Diagram of tongue thrusting, anterior open bite, glossoptosis, anterior mandibular hypoplasia and adaptive thumb sucking
Tongue thrusting in (A) shows the effect of oral seal to enable nasal breathing whilst awake, whereby lack of tongue thrust (B) ensures obligate oral breathing. When asleep in a supine position, tongue tone is lost, potentiating both oral and nasal airflow blockage (C). This is relieved by drawing both the collapsed tongue (glossoptosis) and small jaw forward through dependent thumb sucking, enabling normal nasal breathing. Diagram obtained from Coceancig, Paul. 6Ways To Design A Face: corrective jaw surgery to optimize bite, airway, and facial balance. Batavia: Quintessence Publishing. ISBN 978-086715966-0.

Tongue thrust (also called reverse swallow or immature swallow) is a pseudo-pathological name of what is either considered a normal adaptive lip seal mechanism, whereby normal nasal breathing or normal swallowing can occur, or seen as an oral myofunctional disorder a tongue muscle pattern that is perceived as clinically abnormal and in which the tongue protrudes anteriorly to seal otherwise incompetent lips.
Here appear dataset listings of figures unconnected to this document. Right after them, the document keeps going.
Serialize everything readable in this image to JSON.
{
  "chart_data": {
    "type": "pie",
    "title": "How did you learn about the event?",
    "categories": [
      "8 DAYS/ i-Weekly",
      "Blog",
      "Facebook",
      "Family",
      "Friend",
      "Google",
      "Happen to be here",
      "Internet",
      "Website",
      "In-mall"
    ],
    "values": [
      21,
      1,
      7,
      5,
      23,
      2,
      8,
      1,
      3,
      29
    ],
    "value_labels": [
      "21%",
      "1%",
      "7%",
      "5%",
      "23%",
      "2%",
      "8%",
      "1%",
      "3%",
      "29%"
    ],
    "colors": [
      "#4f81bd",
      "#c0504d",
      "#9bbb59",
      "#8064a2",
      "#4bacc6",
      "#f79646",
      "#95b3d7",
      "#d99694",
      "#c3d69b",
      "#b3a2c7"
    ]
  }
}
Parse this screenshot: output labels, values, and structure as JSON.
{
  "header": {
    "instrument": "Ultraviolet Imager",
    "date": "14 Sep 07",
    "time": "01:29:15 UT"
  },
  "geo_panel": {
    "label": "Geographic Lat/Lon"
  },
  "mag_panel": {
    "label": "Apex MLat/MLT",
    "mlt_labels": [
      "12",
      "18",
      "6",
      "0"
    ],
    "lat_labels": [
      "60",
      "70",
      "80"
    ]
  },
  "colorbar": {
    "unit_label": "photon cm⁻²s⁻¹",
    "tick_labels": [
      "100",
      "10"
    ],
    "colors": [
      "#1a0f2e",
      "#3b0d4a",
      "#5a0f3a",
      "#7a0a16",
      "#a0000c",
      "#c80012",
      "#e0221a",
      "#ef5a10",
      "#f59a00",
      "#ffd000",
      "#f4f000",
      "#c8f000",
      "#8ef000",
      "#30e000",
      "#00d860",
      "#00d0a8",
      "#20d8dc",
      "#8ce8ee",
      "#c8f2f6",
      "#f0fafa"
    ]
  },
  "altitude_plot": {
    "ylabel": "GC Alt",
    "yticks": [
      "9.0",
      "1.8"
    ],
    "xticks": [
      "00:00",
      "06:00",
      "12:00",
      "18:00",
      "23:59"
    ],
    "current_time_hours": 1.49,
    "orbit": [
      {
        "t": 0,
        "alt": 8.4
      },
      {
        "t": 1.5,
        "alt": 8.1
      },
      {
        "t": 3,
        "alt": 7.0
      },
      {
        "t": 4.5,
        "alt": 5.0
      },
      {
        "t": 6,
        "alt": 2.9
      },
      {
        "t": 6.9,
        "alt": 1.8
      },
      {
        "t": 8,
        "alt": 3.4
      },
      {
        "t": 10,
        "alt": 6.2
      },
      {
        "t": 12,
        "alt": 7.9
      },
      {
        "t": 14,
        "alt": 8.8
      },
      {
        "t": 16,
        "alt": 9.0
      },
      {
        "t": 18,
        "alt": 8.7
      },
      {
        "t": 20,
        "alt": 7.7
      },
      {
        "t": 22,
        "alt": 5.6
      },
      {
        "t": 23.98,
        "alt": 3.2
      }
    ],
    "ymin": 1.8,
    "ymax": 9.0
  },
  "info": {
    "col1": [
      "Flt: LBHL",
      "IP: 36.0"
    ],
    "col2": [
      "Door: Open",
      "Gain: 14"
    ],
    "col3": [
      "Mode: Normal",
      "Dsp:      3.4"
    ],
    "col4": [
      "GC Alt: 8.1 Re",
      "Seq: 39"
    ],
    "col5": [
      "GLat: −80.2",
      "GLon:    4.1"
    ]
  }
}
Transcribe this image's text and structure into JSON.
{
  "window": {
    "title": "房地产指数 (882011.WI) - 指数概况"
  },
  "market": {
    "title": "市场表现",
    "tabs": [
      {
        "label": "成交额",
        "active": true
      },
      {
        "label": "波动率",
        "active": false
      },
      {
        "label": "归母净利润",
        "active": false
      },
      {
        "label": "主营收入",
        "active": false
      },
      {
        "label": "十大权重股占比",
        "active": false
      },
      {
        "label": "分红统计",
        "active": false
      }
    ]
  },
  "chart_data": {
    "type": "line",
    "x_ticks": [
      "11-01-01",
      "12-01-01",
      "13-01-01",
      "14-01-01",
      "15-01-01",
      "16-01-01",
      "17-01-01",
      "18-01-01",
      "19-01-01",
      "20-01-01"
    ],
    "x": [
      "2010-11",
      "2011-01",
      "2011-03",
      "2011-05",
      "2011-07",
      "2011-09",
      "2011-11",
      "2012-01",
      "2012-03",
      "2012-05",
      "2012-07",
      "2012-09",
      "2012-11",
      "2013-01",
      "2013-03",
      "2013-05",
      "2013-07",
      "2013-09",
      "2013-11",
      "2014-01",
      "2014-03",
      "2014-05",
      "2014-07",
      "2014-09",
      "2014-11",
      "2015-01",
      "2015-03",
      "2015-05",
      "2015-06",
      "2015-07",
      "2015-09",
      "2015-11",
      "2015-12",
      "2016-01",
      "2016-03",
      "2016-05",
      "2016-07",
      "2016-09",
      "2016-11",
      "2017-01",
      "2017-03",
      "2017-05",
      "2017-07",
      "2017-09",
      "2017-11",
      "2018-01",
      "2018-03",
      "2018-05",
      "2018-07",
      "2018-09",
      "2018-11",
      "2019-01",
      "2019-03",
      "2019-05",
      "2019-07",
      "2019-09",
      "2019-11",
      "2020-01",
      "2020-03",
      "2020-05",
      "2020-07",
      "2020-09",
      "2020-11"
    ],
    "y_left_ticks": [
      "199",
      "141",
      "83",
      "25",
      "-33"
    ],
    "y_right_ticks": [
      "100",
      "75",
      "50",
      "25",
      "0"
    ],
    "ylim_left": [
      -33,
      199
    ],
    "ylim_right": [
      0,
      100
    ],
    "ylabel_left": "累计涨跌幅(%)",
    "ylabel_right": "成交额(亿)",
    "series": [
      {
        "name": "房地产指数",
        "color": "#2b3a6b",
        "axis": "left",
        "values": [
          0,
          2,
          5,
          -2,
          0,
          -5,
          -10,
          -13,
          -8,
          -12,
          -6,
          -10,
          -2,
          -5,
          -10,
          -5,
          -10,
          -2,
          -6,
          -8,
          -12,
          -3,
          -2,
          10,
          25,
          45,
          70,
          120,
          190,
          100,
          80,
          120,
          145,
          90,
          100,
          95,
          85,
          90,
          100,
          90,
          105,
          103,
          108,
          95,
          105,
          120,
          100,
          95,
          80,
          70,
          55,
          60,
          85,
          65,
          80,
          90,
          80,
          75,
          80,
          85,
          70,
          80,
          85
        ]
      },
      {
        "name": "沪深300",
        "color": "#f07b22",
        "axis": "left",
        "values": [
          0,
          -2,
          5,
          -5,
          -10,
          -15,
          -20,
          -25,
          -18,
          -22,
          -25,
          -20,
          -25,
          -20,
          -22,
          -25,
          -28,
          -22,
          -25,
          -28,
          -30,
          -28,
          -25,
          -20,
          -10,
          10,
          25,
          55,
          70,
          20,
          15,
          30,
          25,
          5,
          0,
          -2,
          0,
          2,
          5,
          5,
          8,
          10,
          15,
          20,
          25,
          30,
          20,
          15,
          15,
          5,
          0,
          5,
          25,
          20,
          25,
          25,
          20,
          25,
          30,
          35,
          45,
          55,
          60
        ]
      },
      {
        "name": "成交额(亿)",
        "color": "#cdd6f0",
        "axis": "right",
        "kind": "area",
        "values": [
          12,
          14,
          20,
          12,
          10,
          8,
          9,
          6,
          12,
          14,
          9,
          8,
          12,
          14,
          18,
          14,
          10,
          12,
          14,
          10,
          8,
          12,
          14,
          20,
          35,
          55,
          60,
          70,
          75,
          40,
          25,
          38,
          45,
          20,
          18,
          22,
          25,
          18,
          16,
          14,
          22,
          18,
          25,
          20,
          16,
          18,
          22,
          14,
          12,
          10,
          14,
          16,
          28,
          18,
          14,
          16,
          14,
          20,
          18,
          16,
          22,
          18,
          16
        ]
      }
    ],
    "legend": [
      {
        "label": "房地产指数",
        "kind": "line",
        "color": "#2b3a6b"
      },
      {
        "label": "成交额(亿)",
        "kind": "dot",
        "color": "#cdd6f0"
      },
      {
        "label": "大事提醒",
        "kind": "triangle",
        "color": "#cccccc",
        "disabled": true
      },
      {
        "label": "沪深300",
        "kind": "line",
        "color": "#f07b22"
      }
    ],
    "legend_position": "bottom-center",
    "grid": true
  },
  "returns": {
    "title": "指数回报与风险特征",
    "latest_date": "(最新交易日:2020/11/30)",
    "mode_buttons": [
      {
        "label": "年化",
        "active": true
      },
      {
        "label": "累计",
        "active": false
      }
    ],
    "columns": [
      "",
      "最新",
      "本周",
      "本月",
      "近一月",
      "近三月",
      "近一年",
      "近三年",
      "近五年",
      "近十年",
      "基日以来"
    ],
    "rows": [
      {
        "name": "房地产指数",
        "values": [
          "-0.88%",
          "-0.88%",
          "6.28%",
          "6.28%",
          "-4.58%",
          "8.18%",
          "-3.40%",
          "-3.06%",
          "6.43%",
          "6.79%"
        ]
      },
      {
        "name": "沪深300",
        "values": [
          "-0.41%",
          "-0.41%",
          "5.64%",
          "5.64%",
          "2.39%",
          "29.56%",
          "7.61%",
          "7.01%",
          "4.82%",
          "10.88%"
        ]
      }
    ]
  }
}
Tongue thrusting is only seen during speech, swallowing or eating, and in order to close otherwise incompetent lips on background of an almost ubiquitous small lower jaw and anterior open bite. The behaviour is apparent only during a normal awake state, and whilst the tongue (and rest of the body) is in normal resting tone. By descriptive inference, tongue thrusting is impossible during deep sleep, or non-tone phases; or in particular during non-conscious states.

Nearly all infants exhibit a swallowing pattern involving forward tongue tip push as part of infant suckling behaviour. By six months of age most lose the forward extent of this push once paediatric incisal teeth erupt, and normal lip seal is automatically acquired as solid foods begin.[1]

There are thus two community and clinical professional views of the observation of tongue thrusting behaviour that persists past the neonatal period.

  1. Either it is a normal adaptive means of closing an open (or incompetent) lip state, caused by a unique combination of anatomical reasons, or
  2. Tongue thrusting is the cause or potentiator of an open or incompetent lip state, and which resists efforts at behavioural change or clinical attempt at remedy.

In generality, tongue thrusting is poorly understood. In particular it lacks consensus on many points of description, causality, effect or management and between the various clinical groups that each offer different forms of treatments or philosophies of professional interest.

  1. ^ Council on Children With Disabilities; Section on Developmental Behavioral Pediatrics; Bright Futures Steering Committee; Medical Home Initiatives for Children With Special Needs Project Advisory Committee (2006). "Identifying Infants and Young Children with Developmental Disorders in the Medical Home: An Algorithm for Developmental Surveillance and Screening". Pediatrics. 118 (1): 405–420. doi:10.1542/peds.2006-1231. PMID 16818591. S2CID 2207712.